Z historii angielskich klubów
Tottenham Hotspur
Wielka firma,
jeden z największych klubów w Anglii. Przy tej wielkości tego klubu z północnego Londynu ma on zaskakująco mało
sukcesów w swojej historii . Ledwie dwa mistrzostwa
Anglii, trochę lepiej z pucharami,; osiem Pucharów Anglii ( w tym jeden jako
nieligowy klub), cztery Puchary Ligi Angielskiej ( ten z 2008 roku to ostatnie
trofeum w ich dziejach), dwukrotny zwycięzca PUEFA, poprzednika Ligi Europy i
to wszystko. Tylu wspaniałych zawodników, trenerów a osiągnięcia niezbyt
imponujące.
Początki nie
zapowiadały takich kłopotów. Wprawdzie wybór do ligi ( taka była przez lata
procedura w Anglii, o wejściu na szczebel zawodowy decydowało głosowanie)

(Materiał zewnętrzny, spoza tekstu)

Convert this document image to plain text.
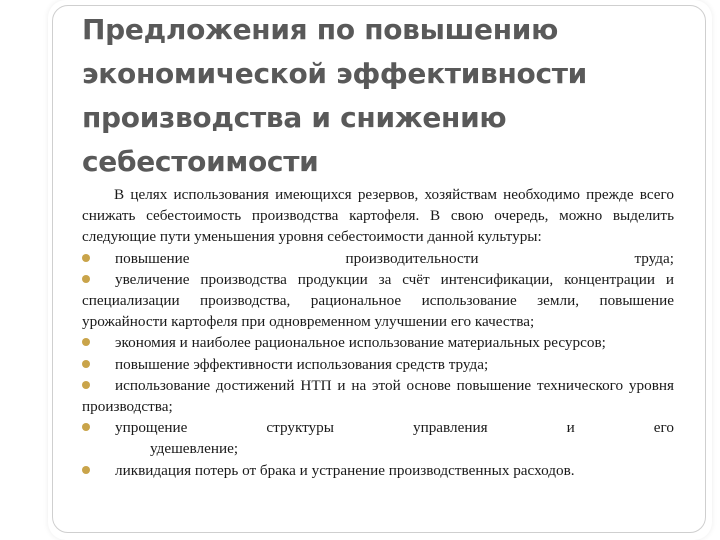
Предложения по повышению
экономической эффективности
производства и снижению
себестоимости

В целях использования имеющихся резервов, хозяйствам необходимо прежде всего снижать себестоимость производства картофеля. В свою очередь, можно выделить следующие пути уменьшения уровня себестоимости данной культуры:

повышение производительности труда;
увеличение производства продукции за счёт интенсификации, концентрации и специализации производства, рациональное использование земли, повышение урожайности картофеля при одновременном улучшении его качества;
экономия и наиболее рациональное использование материальных ресурсов;
повышение эффективности использования средств труда;
использование достижений НТП и на этой основе повышение технического уровня производства;
упрощение структуры управления и его
удешевление;
ликвидация потерь от брака и устранение производственных расходов.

dokonał się minimalną większością głosów bo 5:3 jednak już po roku w 1909 byli
już na najwyższym szczeblu rozgrywkowym w Anglii. Istniała potężna baza
kibicowska czego dobrą ilustracją były zdarzenia z meczu FA Cup 20 02 1904 z
Aston Villą. Zainteresowanie meczem było tak wielkie, że na
stadion White Hart Lane zgromadziło się ponad 30 tysięcy widzów, a następnych 10 tysięcy nie wpuszczono na stadion. Na
trybunach panował tak niesamowity ścisk, iż kibice zaczęli pojawiać się na
boisku. W takich warunkach nie sposób było kontynuować meczu i sędzia zakończył go przy prowadzeniu Aston Villi 1:0.
Co ciekawe nie zatwierdzono tego wyniku, co więcej nie przyznano walkowera dla
Villi tylko postanowiono powtórzyć ten mecz na Villa Park. Tam nieoczekiwanie zwyciężyły
Koguty 1:0. Zresztą z frekwencją klub nigdy nie miał większych problemów.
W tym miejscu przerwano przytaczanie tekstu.